Van den Eynden and Corti [12] examine the data publishing practices for the social sciences. In particular, they report on the UK activities and present the lesson learnt and the developments resulting from the willingness to move the social science data publishing from an archivist responsibility to a researcher process.

Wright et al. [13] discuss the issues arising in the publication of environmental data in the field of ecology and hydrology. In particular, they present the workflow and the supporting infrastructure that is used by the Natural Environment Research Councils (NERC) Environmental Information Data Centre (EIDC). Harrison et al. [6] complement this work by discussing the successes, the challenges and the opportunities from a data centre perspective. In particular, they focus on the issues posed by dynamic datasets with respect to their citation and the recording and management of citation metrics. They conclude by highlighting that data centres are in a proper position to support data publishing (they might have infrastructure, tools, resources and processes) yet further work is needed to promote the uptake of data centres offering.

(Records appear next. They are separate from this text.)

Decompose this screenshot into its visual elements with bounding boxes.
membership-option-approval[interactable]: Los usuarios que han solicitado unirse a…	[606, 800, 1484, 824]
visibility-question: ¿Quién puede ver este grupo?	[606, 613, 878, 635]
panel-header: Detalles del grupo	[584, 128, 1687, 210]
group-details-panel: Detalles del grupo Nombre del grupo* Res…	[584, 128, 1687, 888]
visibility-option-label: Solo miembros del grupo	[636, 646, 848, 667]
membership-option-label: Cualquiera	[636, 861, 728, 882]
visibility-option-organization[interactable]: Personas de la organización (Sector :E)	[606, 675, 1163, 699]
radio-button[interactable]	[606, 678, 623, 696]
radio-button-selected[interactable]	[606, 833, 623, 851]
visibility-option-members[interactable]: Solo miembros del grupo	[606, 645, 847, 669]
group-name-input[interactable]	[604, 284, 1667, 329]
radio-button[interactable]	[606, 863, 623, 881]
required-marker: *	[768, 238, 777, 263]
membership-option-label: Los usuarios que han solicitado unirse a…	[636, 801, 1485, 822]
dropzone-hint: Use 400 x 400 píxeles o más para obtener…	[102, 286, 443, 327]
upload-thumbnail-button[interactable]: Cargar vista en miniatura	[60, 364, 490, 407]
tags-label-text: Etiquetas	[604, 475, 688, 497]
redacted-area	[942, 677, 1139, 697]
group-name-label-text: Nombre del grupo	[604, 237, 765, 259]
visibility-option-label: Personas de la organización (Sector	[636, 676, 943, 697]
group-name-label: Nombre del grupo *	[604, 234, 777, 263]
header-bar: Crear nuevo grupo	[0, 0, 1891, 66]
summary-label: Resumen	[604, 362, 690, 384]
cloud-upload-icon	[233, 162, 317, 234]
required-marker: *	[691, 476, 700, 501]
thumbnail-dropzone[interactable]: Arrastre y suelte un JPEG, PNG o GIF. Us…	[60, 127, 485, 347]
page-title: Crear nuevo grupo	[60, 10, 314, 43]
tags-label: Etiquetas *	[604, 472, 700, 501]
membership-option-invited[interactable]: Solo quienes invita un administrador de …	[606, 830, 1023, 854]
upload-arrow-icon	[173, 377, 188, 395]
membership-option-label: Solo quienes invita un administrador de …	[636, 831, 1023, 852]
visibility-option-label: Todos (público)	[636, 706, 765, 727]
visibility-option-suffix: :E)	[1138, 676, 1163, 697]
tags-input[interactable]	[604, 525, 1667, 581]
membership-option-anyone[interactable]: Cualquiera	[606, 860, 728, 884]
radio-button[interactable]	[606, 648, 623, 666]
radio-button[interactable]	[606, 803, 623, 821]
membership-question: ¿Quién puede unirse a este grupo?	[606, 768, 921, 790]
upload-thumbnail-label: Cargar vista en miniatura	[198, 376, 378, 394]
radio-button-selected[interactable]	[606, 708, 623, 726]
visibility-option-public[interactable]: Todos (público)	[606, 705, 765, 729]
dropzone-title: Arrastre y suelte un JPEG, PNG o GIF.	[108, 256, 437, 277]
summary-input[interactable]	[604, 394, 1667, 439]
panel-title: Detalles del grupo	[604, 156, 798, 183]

Finally, Silvello et al. [11] discuss the problems related to the publication of research data in the context of information retrieval experimental evaluation. They propose a description framework based on the linked open data paradigm to annotate and link dataset stemming from the specific application context thus to promote their dissemination and reuse. Moreover, they exploit this framework to automatically construct expert profiles that can be successfully used to perform topic-based experts search.

3 Concluding remarks

Publishing research datasets with the goal to favour their reuse both within the primary context the dataset is conceived for, as well as in other contexts and scenarios, is certainly a challenging task. It requires technical solutions as well as organizational solutions where almost all the stakeholders involved in research data collection and exploitation play a key role. Funding agencies, researchers, repositories and infrastructure providers, citizen scientists are all contributing to having effective data publishing solutions. In fact, the act of publishing a dataset (e.g., in a repository or in a journal) should be just the beginning of large-scale collaborations. Researchers other than the data owners can “contribute” to the dataset by (a) producing new versions of it, e.g., by enriching the content or correcting errors, (b) reporting their concrete experiences, both successful and unsuccessful, in reusing the dataset for a certain investigation, e.g., by publishing a research paper to be added to the dataset documentation, (c) linking it with other datasets that are complementary or incompatible with respect to a given goal. Research dataset publication is an area that still deserves further investigation also following the parallel evolution of related technologies.